Softwareentwicklung mit 30-jähriger Historie

Vor 30 Jahren hatte das Unternehmen mit seiner ERP-Software Compex Commerce die ersten Kunden mit seiner Standard Software überzeugt. Bis heute hat sie sich zu einem einmaligen, integrativen System für Warenwirtschaft, Logistik und Rechnungswesen entwickelt. Darüber hinaus ist Compex heute im Open-Source-Bereich aktiv und bietet mit OS.bee, das für Open Standard Business Engineering Environment steht, eine Softwarefabrik im Eclipse- und Java-Umfeld zur modellgestützten Erzeugung von Business-Apps.

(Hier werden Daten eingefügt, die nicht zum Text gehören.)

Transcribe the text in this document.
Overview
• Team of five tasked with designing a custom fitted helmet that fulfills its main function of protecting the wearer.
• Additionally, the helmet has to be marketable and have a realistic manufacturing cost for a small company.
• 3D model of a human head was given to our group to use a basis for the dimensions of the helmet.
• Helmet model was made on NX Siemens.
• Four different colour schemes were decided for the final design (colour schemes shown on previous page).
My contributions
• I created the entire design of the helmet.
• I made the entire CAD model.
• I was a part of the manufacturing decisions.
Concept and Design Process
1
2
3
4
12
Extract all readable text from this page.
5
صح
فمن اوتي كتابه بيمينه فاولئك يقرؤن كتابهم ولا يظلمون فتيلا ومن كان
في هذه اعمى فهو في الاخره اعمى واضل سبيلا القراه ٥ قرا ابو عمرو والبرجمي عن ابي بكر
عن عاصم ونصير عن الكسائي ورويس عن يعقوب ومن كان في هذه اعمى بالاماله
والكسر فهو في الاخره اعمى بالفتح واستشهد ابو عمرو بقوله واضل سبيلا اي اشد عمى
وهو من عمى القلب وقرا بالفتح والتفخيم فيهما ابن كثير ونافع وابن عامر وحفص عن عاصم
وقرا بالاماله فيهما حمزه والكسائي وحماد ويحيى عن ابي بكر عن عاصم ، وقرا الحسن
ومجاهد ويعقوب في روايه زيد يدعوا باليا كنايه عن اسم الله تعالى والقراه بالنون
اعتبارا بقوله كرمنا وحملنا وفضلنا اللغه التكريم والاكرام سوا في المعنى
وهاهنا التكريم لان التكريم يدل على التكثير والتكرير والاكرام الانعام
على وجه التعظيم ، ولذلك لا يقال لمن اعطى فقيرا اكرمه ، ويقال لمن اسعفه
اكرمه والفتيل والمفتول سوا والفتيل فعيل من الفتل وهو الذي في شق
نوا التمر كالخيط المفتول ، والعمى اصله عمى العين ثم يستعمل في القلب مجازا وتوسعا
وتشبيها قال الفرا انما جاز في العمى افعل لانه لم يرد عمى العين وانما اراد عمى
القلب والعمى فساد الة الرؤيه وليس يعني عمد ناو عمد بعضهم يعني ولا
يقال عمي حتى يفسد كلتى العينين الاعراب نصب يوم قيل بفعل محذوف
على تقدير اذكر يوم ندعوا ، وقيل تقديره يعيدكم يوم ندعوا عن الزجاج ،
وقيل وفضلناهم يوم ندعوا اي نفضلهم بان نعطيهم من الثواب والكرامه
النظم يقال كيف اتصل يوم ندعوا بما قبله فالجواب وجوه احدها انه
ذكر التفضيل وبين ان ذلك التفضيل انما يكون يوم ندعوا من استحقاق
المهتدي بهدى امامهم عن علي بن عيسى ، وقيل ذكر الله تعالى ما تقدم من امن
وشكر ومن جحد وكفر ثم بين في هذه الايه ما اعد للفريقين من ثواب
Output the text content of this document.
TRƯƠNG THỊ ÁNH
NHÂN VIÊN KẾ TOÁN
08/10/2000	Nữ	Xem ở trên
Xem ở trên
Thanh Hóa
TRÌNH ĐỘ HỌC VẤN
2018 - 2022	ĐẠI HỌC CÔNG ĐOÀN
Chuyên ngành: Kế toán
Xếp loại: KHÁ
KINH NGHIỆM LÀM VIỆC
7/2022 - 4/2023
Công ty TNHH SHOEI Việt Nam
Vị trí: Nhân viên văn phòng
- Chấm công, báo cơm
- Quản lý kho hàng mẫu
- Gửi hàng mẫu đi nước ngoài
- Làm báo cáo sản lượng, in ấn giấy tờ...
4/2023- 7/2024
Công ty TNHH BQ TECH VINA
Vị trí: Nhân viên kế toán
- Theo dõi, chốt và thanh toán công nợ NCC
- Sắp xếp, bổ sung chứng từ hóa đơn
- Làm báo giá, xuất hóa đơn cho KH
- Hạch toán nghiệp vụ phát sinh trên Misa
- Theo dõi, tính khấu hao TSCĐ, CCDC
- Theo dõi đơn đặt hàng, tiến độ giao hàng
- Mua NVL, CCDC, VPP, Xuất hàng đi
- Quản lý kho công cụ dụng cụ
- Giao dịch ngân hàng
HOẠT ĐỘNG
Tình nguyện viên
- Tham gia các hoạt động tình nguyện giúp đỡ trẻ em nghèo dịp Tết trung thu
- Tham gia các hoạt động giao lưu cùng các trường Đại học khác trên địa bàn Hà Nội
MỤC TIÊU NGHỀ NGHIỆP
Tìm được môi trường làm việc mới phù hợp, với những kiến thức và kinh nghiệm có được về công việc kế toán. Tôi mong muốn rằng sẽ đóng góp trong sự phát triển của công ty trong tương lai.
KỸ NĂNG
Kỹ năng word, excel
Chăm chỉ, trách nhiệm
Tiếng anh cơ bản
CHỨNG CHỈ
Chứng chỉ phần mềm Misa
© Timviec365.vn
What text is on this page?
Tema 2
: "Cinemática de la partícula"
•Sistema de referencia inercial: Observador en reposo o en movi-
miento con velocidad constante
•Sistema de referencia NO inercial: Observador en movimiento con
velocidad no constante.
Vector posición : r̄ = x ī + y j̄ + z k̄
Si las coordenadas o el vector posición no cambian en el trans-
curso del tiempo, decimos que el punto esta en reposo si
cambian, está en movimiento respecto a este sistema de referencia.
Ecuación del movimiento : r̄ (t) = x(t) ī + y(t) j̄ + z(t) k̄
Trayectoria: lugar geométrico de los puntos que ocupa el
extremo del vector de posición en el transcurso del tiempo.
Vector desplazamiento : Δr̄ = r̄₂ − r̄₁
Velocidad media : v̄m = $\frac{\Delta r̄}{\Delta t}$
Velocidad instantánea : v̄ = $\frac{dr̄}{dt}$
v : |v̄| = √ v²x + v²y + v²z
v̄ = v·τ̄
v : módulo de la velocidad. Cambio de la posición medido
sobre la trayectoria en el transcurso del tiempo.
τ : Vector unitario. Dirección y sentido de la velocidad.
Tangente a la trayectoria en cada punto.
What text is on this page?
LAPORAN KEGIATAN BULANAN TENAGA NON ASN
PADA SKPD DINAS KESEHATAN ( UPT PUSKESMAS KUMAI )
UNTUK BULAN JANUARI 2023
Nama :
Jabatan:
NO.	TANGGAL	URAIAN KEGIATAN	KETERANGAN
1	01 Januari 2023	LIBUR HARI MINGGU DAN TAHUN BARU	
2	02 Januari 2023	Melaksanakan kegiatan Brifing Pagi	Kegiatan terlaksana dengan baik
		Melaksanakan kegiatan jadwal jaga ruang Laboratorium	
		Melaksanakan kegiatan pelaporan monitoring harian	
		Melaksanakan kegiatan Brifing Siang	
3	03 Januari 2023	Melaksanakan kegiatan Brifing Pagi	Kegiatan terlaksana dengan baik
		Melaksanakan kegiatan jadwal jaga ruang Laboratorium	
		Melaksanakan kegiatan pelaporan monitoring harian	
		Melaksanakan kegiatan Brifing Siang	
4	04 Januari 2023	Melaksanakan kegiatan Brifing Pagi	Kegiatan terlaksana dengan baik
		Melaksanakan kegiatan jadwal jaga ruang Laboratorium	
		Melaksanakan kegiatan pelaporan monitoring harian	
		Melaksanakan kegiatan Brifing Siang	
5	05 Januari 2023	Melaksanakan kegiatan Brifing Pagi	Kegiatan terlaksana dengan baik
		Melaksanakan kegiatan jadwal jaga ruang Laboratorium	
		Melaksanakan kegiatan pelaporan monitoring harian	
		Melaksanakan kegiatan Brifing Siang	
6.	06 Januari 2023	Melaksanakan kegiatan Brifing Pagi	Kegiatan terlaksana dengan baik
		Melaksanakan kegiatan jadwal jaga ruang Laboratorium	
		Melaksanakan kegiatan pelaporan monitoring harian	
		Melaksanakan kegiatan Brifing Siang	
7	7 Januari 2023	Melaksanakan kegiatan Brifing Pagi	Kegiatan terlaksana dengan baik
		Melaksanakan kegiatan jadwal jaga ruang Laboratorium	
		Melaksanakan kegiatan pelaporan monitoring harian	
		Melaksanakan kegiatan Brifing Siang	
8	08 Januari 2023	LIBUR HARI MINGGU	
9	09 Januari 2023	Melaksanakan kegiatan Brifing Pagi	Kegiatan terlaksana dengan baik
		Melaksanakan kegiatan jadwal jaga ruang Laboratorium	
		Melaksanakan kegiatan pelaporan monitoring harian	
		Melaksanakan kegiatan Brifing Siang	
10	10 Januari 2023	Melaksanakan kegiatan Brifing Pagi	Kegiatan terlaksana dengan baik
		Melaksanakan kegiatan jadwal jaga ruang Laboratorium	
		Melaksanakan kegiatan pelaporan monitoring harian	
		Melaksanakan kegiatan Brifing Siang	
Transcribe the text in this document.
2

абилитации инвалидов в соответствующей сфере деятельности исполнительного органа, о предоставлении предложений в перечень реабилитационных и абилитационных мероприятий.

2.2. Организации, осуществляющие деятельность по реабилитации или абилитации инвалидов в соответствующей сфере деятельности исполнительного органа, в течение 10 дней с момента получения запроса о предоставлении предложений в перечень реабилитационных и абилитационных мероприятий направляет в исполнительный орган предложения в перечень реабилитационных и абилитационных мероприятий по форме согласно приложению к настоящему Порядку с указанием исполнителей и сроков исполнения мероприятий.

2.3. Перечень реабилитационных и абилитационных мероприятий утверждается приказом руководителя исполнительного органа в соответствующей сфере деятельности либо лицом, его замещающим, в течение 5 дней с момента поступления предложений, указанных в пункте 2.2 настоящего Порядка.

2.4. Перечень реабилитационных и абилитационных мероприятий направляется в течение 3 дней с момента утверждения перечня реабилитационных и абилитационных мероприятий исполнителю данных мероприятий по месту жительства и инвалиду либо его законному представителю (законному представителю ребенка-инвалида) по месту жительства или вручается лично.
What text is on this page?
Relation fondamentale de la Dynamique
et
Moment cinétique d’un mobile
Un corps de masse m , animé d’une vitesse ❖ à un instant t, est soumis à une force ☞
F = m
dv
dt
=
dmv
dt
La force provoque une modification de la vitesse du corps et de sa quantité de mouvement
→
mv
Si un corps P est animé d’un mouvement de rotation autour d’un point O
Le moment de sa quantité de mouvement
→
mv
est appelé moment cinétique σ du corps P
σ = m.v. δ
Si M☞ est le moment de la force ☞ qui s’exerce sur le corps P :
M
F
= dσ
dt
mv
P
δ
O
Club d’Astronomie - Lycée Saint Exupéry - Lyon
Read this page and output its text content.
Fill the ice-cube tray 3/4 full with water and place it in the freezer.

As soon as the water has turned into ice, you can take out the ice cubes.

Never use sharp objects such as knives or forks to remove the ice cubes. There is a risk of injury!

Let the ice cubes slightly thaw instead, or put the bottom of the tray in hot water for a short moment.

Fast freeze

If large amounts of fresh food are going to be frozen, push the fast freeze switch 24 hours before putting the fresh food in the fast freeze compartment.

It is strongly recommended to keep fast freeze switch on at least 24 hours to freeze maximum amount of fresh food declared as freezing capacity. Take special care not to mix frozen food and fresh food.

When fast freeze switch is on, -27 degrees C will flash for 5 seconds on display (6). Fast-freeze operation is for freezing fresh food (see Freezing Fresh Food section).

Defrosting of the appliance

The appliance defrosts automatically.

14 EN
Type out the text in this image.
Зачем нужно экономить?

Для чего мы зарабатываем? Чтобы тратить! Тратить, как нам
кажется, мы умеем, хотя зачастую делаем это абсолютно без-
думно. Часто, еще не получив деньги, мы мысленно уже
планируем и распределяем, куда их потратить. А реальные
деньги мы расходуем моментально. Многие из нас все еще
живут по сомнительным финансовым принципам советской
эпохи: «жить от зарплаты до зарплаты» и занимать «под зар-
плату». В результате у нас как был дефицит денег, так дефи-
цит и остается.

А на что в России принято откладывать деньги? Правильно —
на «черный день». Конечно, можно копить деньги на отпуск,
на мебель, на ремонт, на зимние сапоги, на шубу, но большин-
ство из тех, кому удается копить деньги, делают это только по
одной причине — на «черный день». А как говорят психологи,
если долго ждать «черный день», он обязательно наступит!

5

Über Compex Systemhaus GmbH

Compex Systemhaus GmbH aus Heidelberg hat seit der Gründung 1985 den Fokus auf Entwicklung von prozessorientierten Softwarelösungen, getreu dem Motto „Alles ist Prozess“. Die Anwender modellieren damit ihre Geschäftsprozesse zur Steuerung aller betrieblichen Abläufe, beispielsweise Stammdatenverwaltung (MDM), Kundenbeziehungen (CRM), Logistik & Supply Chain, Multi-Channel Handel & Warenwirtschaft, Rechnungswesen und viele weitere. Unter der Leitung des Firmengründers und geschäftsführenden Gesellschafters Christophe Loetz konnte das Unternehmen in den vergangenen Jahren seine Position in Deutschland und verschiedenen europäischen Ländern ausbauen.